Cuando pensábamos que arrestarían a la puerta por no abrirse, los soldados que estaban de imaginaria fueron considerados culpables y llevados al calabozo esa misma noche. También esa noche el sargento desapareció de nuestra vista durante dos semanas, durante las cuales el capitán no dejó de recordarnos que estaba cabreado y que nosotros, por simpatía, debíamos estarlo. Para ello no cejó en su empeño de hacernos sudar tinta china hasta conseguir que por nuestras bocas saliesen todo tipo de improperios

Mientras, el cabo primero hizo las funciones de sargento no teniendo que llevar la base de la ametralladora. Ésta le fue adjudicada al experimentado Alejo que, para la ocasión, compuso estos versos: «Cuando suene la generala / la imaginaria esté atenta / que vayan como una bala / a derribar esa puerta. / Ya salió nuestro sargento / y aprovechando el momento /  dio al capitán un abrazo / sin esperar un rechazo. / Ya se fue nuestro sargento / el primero ocupa su puesto / yo sustituyo al primero / cargando un peso ligero.»

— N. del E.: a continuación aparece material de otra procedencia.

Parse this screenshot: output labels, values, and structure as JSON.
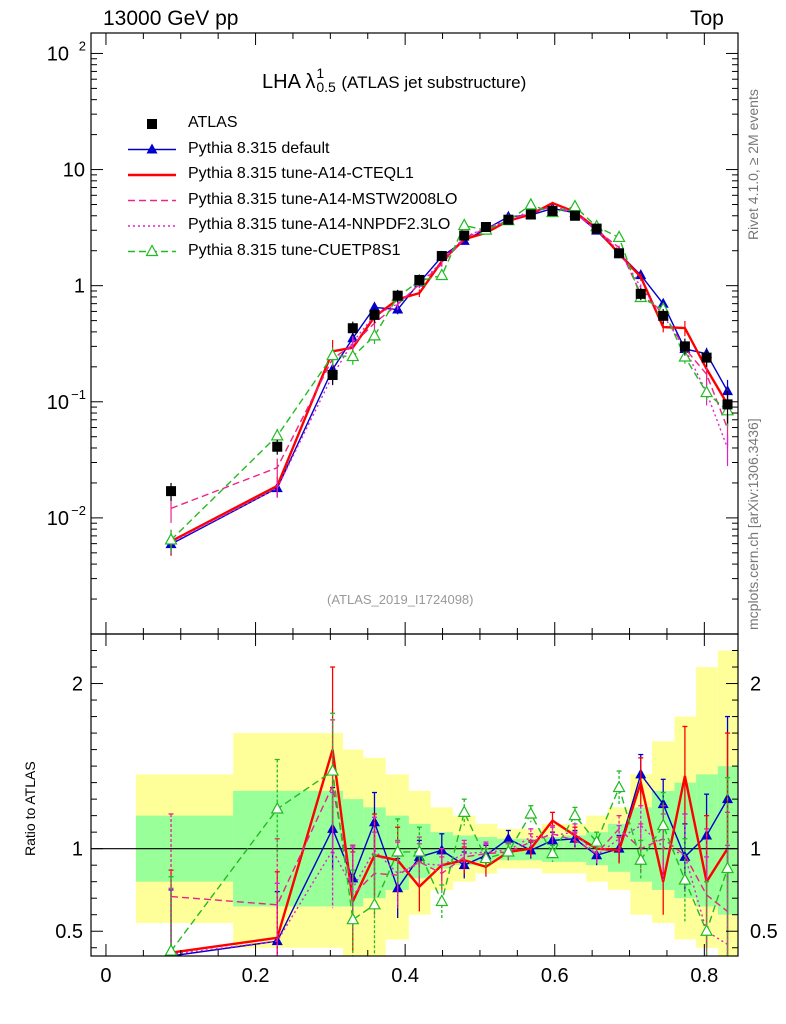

Radio Macuto difundió la noticia por todo el cuartel. Los versos no vieron la luz porque Alejo tuvo que elegir entre divulgarlos o subir a la compañía de destinos. Se conformó con enviárselos a María en lugar de los de Gerardo Diego que tenía preparados; éstos sí los firmó asegurando, orgulloso de sí mismo, que eran suyos.

Por cierto, durante una semana estuvo asistiendo a casa del capitán junto con Virgilio, tomó buena nota de lo que quería la señora y cómo lo quería, estuvo llevando dos de los huertos y se encargó de cortar los setos; en esto último reconoció su bisoñez. Tras esta semana Virgilio le dijo que la señora se lo estaba pensando y se cuidó de darle esperanza. Alejo volvió al pesimismo, esta vez más justificado por los últimos acontecimientos.